Allow me to explain, in simple terms, what happened.
Lawyers make millions. Citizens pay more for nothing. Bankers pay peanut fines while small fry go to jail.
Any questions?
Thanks for your info, TMT. Unable to vote you up due to your italicized start of lines ;-)
+1
It was the Morgue this time, not the Squid.
We have a slight ammo problem. www.gunssavelives.net
Last U.S lead smelter closes up in December with NO intentention paying new EPA costs. Scroll down page some. Make shots count.
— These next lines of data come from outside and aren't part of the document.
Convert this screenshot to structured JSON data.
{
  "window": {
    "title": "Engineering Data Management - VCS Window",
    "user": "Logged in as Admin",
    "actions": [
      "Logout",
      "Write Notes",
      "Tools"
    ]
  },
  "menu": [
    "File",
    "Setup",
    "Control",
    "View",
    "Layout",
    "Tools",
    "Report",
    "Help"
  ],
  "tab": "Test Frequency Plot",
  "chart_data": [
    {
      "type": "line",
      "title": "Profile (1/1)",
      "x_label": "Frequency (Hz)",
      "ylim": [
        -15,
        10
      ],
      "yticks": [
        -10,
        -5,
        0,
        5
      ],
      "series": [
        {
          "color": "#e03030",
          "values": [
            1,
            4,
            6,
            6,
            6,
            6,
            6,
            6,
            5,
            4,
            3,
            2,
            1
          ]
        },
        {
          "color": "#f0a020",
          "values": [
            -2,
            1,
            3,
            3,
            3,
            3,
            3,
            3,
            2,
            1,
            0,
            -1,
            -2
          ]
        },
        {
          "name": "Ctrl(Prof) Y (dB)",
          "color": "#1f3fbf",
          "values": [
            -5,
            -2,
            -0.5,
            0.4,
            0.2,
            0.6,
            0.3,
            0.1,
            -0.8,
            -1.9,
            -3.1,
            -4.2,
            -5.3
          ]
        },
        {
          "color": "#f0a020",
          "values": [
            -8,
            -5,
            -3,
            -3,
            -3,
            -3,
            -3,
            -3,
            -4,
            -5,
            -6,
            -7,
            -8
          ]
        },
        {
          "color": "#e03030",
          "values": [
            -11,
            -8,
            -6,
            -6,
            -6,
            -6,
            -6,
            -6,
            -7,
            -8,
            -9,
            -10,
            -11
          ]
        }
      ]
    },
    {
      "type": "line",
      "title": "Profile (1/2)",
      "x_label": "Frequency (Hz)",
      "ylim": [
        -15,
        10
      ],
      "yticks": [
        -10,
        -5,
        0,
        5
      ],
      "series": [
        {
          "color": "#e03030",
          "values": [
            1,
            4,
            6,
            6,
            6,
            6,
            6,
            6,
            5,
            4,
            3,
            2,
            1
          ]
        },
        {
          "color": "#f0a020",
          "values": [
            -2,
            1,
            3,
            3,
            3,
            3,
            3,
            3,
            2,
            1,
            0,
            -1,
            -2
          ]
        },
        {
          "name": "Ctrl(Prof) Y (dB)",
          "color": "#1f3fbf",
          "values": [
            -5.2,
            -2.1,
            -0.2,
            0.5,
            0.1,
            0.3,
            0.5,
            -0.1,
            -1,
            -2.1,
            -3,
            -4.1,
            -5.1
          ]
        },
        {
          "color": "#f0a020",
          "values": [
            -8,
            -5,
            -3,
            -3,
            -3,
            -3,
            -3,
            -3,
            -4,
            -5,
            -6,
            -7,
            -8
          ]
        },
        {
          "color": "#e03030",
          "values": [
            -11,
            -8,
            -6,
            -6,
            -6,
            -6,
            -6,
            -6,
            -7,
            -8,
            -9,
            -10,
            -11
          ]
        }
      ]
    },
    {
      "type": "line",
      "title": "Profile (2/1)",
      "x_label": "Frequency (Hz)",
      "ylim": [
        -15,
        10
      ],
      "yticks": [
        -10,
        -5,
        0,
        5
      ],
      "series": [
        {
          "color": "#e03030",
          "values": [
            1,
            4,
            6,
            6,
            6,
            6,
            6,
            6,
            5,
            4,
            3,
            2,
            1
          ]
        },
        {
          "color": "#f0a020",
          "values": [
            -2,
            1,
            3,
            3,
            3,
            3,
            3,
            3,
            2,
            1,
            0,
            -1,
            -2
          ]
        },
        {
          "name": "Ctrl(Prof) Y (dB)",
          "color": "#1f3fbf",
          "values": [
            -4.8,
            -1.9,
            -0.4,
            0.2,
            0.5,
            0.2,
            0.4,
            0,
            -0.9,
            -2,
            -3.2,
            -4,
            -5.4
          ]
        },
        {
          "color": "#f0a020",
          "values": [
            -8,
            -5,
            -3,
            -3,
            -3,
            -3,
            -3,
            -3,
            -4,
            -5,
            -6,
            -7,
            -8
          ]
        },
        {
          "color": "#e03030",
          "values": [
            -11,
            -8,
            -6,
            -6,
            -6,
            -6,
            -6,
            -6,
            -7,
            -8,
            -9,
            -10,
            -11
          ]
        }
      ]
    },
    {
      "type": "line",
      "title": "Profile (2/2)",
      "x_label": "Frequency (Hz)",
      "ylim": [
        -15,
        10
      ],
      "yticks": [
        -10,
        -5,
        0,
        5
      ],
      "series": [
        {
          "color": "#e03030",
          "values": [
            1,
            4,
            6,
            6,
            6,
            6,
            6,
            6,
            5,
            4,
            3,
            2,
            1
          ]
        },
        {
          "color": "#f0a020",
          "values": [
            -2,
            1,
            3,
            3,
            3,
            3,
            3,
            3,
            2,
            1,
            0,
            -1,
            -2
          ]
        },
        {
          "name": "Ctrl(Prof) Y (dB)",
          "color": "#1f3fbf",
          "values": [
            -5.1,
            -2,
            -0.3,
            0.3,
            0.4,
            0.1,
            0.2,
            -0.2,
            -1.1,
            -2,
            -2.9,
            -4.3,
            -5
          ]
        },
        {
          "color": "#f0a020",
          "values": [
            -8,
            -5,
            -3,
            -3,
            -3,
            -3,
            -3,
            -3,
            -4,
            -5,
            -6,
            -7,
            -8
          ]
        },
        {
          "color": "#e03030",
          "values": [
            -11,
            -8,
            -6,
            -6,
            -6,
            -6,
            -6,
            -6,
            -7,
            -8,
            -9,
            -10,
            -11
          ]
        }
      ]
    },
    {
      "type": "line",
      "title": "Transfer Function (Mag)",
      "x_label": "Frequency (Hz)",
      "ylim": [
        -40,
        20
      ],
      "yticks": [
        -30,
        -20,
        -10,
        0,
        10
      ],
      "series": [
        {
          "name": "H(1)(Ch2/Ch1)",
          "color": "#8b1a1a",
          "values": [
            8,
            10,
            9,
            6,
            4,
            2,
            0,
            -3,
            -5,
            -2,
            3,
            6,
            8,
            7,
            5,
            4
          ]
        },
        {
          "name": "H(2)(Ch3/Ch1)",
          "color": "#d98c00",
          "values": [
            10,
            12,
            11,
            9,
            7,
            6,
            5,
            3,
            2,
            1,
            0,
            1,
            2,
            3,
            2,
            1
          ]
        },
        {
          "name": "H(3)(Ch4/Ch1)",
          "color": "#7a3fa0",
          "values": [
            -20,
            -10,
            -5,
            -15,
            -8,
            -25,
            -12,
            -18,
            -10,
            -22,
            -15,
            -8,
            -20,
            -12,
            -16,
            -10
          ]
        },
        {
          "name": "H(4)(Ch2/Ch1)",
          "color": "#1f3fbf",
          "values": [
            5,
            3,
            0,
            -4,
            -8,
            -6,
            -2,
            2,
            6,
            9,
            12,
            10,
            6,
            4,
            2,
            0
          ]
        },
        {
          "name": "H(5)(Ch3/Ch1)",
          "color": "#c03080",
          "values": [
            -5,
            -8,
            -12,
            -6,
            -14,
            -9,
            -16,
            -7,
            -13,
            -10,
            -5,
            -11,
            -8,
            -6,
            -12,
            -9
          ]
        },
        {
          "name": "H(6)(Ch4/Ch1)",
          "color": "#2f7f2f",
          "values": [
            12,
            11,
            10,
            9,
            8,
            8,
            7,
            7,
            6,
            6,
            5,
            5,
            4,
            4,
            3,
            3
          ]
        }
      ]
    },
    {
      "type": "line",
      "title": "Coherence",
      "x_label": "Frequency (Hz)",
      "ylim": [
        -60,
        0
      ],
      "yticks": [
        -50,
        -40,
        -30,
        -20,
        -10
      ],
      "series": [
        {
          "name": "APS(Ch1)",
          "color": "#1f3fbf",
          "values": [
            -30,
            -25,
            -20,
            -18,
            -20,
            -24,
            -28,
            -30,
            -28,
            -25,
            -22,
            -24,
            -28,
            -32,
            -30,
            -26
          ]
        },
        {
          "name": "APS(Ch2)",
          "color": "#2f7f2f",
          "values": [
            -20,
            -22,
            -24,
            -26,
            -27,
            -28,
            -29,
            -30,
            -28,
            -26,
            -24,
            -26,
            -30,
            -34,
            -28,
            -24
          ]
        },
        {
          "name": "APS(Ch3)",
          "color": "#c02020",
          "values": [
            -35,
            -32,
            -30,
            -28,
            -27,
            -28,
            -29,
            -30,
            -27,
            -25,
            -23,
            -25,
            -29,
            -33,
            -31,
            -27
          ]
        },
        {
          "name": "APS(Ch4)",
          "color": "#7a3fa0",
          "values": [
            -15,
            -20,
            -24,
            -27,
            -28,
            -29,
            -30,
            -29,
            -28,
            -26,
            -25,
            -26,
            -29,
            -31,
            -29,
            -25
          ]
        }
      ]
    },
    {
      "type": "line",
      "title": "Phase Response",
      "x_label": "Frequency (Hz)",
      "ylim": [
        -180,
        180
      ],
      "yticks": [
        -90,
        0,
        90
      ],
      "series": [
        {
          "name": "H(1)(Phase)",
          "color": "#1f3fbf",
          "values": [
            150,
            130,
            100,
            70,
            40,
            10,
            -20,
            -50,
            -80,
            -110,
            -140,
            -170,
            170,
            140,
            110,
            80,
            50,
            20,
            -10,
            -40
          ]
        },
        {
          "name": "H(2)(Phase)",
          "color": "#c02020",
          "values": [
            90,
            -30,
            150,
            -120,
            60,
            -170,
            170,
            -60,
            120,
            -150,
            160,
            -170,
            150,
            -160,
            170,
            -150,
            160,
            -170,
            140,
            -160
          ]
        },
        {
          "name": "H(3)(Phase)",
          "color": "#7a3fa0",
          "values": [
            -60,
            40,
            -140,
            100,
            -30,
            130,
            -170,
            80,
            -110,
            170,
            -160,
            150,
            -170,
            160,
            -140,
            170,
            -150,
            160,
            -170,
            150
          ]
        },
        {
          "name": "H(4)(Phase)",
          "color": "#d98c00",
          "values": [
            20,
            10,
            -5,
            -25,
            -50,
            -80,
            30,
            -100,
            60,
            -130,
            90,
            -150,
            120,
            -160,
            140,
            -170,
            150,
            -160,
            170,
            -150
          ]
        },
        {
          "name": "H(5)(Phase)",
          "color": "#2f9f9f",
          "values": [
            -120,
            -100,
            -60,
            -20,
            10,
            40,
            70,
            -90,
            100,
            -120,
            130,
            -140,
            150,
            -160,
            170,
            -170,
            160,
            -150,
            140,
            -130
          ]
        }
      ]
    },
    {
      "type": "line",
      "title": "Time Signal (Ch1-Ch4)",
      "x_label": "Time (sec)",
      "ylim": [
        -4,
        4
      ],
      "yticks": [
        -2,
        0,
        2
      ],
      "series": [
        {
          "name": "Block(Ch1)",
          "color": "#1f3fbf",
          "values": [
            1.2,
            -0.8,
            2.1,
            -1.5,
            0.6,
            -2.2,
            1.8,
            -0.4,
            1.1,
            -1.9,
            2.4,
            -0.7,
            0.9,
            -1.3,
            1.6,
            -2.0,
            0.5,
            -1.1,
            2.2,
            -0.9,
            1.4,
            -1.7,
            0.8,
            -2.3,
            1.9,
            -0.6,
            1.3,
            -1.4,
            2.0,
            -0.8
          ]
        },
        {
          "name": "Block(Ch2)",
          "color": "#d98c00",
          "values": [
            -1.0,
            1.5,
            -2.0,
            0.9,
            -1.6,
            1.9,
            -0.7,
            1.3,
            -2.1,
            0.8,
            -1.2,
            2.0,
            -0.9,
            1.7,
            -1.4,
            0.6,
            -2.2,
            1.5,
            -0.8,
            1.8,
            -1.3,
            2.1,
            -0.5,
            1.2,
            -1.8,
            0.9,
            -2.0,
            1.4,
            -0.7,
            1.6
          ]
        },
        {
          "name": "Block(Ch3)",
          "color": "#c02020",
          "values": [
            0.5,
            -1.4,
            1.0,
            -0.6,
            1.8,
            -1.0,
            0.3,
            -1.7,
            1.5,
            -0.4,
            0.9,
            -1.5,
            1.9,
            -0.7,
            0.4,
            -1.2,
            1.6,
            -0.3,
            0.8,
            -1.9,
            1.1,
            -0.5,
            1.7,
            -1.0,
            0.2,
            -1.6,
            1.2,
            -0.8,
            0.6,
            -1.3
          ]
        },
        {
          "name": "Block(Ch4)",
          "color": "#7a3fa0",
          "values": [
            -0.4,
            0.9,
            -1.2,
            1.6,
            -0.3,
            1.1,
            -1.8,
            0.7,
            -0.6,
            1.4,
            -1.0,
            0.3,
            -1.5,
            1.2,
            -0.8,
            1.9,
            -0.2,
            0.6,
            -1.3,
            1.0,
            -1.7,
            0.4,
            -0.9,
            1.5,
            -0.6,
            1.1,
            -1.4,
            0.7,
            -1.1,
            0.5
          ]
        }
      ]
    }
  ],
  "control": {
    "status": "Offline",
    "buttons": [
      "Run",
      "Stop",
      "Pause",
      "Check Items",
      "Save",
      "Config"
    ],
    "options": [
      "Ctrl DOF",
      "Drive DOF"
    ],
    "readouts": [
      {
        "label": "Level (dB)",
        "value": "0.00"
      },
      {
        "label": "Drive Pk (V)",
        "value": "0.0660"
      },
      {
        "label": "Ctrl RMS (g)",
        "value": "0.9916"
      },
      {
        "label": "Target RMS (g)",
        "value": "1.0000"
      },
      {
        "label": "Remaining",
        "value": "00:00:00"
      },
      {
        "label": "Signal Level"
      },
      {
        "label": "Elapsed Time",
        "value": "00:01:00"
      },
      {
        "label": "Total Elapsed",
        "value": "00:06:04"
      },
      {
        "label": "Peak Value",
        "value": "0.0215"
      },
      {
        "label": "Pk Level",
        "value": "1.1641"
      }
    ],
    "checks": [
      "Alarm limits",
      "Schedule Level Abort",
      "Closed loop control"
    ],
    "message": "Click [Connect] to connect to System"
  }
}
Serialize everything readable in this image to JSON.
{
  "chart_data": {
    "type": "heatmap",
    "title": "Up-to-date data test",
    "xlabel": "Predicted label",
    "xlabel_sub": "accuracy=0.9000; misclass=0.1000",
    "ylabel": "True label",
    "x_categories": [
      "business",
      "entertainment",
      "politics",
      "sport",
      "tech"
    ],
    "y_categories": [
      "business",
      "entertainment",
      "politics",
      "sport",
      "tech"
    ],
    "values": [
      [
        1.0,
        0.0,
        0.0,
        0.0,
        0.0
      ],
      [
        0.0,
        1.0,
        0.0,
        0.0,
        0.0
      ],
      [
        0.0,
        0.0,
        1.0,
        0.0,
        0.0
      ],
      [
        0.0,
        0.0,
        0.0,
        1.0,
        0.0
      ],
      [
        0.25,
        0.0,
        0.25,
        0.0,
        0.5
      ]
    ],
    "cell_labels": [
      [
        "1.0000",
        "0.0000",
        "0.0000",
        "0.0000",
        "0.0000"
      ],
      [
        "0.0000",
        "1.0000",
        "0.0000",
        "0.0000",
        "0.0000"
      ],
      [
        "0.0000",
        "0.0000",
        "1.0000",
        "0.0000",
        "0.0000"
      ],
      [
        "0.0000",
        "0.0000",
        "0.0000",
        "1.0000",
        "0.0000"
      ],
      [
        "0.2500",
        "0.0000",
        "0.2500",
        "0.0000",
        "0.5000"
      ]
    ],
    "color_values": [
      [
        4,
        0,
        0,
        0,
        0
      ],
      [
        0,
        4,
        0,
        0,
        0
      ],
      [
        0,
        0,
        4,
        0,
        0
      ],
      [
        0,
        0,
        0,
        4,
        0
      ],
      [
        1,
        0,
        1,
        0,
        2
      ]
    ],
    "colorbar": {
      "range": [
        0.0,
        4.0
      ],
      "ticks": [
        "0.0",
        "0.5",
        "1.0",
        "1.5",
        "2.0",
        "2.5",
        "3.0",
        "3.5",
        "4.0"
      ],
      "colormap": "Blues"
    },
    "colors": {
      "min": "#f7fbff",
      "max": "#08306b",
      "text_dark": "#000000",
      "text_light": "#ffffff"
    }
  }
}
Not a bad article but you need to see more numbers and how they are trending over time especially the days of cash on hand which can change significantly.
This article was poorly presented either from a visual standpoint too. The graphics suck and look like a newbie PPT presentation.
Intensities in ten cities.... First in? (With regards to Mr Nugent)
Intensities will equal "in tent cities" soon...
Hey maybe they can get the banksters to sell their assets to China or Russia or Somalia.
Nothing here a Keynesian earthquake couldn't put back to rights ... in theory.
If it gets really serious, and still no earthquake, you could still use the USAF to bombard them.
Think of it as an emergency stimulus program ... for both.
WIN-WIN!
Harvesting the fruit of the liberalism religion. ;-)
Nothing to see here, move along folks.
Clearly...here is the true definition of...stupid is...as stupid does.
Sorry king of all the liars in the most corrupted and criminalistic government in the world's history, it is what it is and your puppet masters are pretty stupid to think the American people are more stupid than you to think you don't know shat.
http://www.youtube.com/watch?v=JkpU9MueiOg
Washington D.C. has ZERO cash but they have the military.
All of you believe Frank Zappa's song title, "It Can't Happen Here!"
Look at those charts agaiN, take a whiff of reality and GET OUT WHILE YOU CAN
End of the month. no big deal yet.
GLOBALIZATION and who really pays... send jobs overseas and buy cheap shit at WMT... govt lives beyond their means and rather than solve the problem put debt gas on the fire... and watch the USSA swirl don the shitta.. USSA majority is oblivious of reality and pols dont give a shit enriching themselves and their cronies while giving crumbs to the parasites... USSA is rotting...smell the stench
Truth meets consequences.
Bend over.
I'm going long on the stocks of Tent companies!!!!!!!!!!!!!!!!!